Pere Llobera / Puma atacando a un pintor plain-air, 2009

 

5. EL DOCTOR TUMORACO

E l mejor parece ser MP, una eminencia unánimemente loada por los profesionales consultados. Presiono como puedo a la telefonista de su consulta y consigo que el insigne urólogo me haga un hueco en su agenda esa misma tarde.

Cuando entro en la consulta con mi mujer, MP nos recibe con un saludo un tanto hostil:

—¡Ah! ¡Usted es el que tiene tanta prisa!

Le comento que la prisa me la ha metido en el cuerpo el urólogo del Clínico: “Mejor si se opera pasado mañana que dentro de dos meses”, me dijo, y hoy ya es pasado mañana. MP me hace las preguntas habituales sobre antecedentes familiares y enfermedades previas, apunta mis respuestas en un papelito, y no puedo dejar de mirar sus manos de dedos gordezuelos y uñas picudas, manos muy poco delicadas para un cirujano. Al interesarse por posibles disfunciones sexuales le comentamos que hace semanas que no tenemos relaciones porque mi mujer tiene placenta previa.

—¿PLACENTA PREVIA? —nos grita MP dejando caer el bolígrafo sobre la mesa con un gesto cercano al terror.

—¡PLACENTA PREVIA! —insiste, y remata:

—Mi hija estuvo a punto de morir porque también tenía placenta previa. ¡A punto de morir! ¡Se salvó de milagro!

Nuestras gargantas se atragantan con el primer nudo que la eminencia nos pondrá en ellas a lo largo de la consulta.

—El caso es que mi hija sufría de placenta previa, como tú, y estábamos de viaje, en un avión, y comenzó a desangrarse… Y claro: como vosotras os desangráis como… —Afortunadamente la eminencia nos ahorra algún término aun más desagradable y no finaliza la comparación—. ¡Vamos: que NO SE MURIÓ DE MILAGRO!

Tras el primer golpe intranquilizador, MP sigue anotando mis vicios y rutinas: me pregunta si fumo (le digo que nunca), si bebo (le digo que demasiado) y me mira con un gesto que mezcla la desconfianza y el desprecio y me pide pruebas e informes. Se los voy dando e intento analizar sus gestos y reacciones mientras los va leyendo, hasta que al llegar al TAC se levanta, lo sitúa en la pantalla encendida de su pared forrada de diplomas y exclama echándose hacia atrás de un salto:

—Pero… pero… ¡PERO ESTO ES UN TUMORACO!

Con el segundo nudo en la garganta, mucho mayor que el primero, intentamos recuperarnos del susto y preguntamos:

—¿Perdón? ¿Cómo dice?

—Que esto no es un tumor: ¡ESTO ES UN MELÓN! ¡UN MELÓN!

—…

—Vamos, que yo llevo operando más de cincuenta años y no he visto nada igual en mi vida. ¡En toda mi vida!
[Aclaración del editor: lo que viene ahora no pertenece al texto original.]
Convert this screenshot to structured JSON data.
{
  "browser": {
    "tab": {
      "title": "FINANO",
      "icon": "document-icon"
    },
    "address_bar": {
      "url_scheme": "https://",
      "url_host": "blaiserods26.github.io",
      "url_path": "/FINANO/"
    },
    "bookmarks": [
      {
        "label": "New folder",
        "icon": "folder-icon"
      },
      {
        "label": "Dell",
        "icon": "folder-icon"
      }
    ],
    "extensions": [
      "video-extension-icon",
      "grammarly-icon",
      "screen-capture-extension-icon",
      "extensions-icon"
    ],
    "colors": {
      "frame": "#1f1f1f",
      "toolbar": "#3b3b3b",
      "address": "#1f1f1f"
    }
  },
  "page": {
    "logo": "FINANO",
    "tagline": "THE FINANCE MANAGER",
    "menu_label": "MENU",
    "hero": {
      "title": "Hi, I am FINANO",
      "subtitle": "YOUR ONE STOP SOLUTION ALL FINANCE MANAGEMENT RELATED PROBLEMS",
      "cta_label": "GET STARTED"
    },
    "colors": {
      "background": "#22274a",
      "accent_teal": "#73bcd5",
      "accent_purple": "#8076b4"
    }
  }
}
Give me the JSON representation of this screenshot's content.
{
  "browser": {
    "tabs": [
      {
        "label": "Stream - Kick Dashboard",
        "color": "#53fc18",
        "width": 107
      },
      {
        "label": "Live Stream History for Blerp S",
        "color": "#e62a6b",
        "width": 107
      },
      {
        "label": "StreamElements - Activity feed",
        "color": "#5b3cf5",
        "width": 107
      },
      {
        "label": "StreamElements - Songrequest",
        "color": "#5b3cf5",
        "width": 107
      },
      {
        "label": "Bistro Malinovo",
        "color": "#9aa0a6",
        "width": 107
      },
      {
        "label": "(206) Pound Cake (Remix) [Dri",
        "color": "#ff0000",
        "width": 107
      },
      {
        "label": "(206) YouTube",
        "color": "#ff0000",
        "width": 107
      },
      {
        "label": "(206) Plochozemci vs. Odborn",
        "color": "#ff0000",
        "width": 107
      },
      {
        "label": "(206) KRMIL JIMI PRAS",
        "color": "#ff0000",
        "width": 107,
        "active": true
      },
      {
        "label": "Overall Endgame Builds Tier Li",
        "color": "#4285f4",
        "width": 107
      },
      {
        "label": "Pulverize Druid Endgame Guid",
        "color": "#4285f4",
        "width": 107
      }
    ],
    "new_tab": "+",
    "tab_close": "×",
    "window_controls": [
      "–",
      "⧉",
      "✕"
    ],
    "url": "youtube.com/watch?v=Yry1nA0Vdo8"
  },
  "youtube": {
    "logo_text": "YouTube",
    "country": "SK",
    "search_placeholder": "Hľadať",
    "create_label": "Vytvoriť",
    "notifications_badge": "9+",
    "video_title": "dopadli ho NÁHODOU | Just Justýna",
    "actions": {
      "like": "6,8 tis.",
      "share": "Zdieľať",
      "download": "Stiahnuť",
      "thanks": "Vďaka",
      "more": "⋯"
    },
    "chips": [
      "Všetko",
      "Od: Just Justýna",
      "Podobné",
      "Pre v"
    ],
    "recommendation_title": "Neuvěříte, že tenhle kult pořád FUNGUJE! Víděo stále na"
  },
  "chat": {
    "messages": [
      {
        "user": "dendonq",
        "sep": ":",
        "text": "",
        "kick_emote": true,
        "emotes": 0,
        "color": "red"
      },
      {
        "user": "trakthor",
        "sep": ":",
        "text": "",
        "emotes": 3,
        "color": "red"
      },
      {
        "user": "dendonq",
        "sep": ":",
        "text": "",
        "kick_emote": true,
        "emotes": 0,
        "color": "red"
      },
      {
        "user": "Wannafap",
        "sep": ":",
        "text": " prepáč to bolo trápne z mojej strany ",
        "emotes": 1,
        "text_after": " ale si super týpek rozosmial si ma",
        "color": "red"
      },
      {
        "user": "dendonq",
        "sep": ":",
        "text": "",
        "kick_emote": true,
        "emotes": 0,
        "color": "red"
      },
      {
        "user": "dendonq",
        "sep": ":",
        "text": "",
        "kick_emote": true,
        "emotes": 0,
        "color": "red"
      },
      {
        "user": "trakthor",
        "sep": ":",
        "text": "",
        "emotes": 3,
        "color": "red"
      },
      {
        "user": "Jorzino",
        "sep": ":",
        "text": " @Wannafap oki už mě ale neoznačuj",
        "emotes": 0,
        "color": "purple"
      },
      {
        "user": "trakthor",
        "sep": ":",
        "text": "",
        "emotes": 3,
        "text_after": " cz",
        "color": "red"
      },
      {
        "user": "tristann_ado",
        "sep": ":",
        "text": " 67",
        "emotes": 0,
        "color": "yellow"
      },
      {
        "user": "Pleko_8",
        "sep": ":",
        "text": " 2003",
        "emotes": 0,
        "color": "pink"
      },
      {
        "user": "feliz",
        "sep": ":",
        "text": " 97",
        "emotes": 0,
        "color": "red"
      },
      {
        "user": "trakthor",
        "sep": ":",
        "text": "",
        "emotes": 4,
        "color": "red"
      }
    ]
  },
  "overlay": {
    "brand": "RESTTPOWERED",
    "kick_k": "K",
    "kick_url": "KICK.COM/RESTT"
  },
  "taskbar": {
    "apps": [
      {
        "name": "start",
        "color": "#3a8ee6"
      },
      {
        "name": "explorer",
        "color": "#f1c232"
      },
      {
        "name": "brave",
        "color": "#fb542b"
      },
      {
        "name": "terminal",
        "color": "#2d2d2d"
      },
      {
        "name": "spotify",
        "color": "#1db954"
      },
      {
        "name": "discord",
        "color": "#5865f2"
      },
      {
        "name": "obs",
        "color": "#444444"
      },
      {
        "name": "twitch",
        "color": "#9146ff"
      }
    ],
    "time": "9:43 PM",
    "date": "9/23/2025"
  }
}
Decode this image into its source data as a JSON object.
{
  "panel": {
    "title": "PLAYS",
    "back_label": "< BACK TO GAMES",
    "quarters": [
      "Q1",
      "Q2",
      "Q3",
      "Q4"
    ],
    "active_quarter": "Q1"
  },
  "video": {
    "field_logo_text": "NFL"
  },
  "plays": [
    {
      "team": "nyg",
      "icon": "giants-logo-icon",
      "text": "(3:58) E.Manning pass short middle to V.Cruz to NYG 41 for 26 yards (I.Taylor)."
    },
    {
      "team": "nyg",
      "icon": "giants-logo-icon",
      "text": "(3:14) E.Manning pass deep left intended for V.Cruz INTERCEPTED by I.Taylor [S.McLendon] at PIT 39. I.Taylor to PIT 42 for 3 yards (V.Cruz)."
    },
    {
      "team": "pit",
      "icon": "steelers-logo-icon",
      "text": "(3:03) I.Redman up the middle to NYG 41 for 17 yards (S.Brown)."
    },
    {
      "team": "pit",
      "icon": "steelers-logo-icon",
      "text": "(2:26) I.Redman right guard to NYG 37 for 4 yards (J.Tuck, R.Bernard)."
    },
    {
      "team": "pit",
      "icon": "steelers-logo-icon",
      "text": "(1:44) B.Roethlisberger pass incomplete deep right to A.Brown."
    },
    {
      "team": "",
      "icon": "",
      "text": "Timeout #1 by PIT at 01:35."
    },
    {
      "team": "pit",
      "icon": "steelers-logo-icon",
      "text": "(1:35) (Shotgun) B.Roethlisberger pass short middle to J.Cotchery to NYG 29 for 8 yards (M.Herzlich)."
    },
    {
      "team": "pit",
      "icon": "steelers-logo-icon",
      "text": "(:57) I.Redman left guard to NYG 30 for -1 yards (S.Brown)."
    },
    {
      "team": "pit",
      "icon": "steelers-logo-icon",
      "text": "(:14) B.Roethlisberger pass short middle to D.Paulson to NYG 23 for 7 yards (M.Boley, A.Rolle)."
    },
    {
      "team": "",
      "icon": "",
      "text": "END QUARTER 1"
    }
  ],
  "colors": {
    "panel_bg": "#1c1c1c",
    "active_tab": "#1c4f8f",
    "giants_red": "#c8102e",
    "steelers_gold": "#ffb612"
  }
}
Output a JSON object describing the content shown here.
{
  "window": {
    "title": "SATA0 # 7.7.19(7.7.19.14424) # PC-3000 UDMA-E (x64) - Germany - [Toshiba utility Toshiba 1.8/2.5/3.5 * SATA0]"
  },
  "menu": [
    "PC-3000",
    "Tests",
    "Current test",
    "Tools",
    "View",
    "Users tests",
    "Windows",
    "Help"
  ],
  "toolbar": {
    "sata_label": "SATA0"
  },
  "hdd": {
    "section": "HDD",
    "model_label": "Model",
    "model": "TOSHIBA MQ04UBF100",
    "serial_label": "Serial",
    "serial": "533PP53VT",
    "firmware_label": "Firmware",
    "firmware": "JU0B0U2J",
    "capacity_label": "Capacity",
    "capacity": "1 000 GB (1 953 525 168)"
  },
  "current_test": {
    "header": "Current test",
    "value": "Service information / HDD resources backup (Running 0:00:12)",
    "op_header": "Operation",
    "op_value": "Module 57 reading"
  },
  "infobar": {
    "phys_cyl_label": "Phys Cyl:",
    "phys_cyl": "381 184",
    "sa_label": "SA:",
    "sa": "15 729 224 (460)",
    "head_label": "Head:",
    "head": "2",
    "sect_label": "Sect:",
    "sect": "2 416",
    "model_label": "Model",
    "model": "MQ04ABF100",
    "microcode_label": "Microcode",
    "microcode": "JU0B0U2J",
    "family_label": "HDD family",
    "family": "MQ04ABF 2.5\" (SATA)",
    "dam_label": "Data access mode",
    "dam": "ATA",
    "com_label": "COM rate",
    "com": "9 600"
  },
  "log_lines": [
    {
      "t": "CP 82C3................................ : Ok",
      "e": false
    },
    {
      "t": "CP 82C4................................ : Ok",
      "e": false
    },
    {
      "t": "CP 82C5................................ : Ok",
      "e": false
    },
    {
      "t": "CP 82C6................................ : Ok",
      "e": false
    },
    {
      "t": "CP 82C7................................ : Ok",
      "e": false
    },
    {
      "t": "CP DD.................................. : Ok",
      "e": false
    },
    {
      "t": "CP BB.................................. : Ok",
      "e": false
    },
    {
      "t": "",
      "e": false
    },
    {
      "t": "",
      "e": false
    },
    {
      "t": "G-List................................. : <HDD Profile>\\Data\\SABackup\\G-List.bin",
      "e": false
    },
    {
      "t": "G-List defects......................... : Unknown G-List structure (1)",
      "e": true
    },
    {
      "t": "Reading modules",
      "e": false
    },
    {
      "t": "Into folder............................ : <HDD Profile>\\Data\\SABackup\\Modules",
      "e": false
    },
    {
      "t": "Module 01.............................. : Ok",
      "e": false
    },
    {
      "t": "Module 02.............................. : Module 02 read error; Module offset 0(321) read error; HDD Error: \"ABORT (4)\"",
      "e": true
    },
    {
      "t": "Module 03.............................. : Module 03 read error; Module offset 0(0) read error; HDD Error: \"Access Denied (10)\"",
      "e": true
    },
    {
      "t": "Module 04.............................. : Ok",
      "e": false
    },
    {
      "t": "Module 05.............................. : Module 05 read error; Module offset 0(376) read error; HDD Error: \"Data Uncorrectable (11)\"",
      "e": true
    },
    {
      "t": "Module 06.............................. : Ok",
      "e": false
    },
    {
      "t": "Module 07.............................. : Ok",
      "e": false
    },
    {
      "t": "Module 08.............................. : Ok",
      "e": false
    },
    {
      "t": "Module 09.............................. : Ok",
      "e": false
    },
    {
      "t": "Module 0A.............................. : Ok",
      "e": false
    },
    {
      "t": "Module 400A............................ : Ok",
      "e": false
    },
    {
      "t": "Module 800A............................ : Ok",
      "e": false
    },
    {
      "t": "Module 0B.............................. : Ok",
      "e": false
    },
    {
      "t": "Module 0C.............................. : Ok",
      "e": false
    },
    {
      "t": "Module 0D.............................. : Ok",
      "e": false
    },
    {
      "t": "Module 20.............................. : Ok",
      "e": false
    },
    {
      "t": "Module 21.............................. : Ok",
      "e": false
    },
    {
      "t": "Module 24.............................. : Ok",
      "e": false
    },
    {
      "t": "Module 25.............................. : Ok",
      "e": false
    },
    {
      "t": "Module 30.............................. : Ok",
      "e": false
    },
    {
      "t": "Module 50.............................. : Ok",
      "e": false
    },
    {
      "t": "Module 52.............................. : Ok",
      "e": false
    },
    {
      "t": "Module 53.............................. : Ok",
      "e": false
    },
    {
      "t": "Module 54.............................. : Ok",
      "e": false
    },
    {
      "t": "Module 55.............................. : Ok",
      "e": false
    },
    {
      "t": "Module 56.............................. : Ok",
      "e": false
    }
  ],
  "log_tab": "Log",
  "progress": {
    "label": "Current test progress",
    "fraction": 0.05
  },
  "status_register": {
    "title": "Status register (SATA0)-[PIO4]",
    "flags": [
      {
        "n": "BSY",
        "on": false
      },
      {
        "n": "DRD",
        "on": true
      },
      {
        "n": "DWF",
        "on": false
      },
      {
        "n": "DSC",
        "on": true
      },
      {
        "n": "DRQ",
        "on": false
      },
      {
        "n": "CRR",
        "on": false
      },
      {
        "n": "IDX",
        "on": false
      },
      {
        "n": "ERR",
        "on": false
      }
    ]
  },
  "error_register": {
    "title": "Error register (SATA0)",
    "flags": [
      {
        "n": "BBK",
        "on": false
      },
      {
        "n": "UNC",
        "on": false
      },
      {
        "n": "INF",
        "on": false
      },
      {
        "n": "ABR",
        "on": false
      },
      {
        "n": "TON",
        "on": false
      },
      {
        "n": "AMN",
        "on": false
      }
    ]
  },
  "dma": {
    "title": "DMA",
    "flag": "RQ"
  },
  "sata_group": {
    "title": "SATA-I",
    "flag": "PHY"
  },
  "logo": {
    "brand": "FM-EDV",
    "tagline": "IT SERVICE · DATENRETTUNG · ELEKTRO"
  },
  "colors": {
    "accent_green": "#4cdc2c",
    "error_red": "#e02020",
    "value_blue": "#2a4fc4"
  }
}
—No nos diga usted eso, por favor…

—¿Cómo que no? Y además yo veo por aquí que la vena renal parece ya afectada… ¿Lo veis? Por aquí parece que el tumor ya se ha ido metiendo un poco…

—Pero el informe dice que no, que no está afectada, ¿no?

—Eso es lo que dice el informe, pero a mí me parece que sí. Lo que pasa es que estas fotos son muy  chiquitillas y no se ve bien, eso es verdad, pero yo estoy casi seguro de que el tumor ya ha llegado hasta la vena renal.

—Y… ¿entonces?

—¿Entonces? Entonces de ahí hace ¡PLAS! —da una palmada para ilustrar su onomatopeya— y se va para arriba. ¡Se va directo al corazón!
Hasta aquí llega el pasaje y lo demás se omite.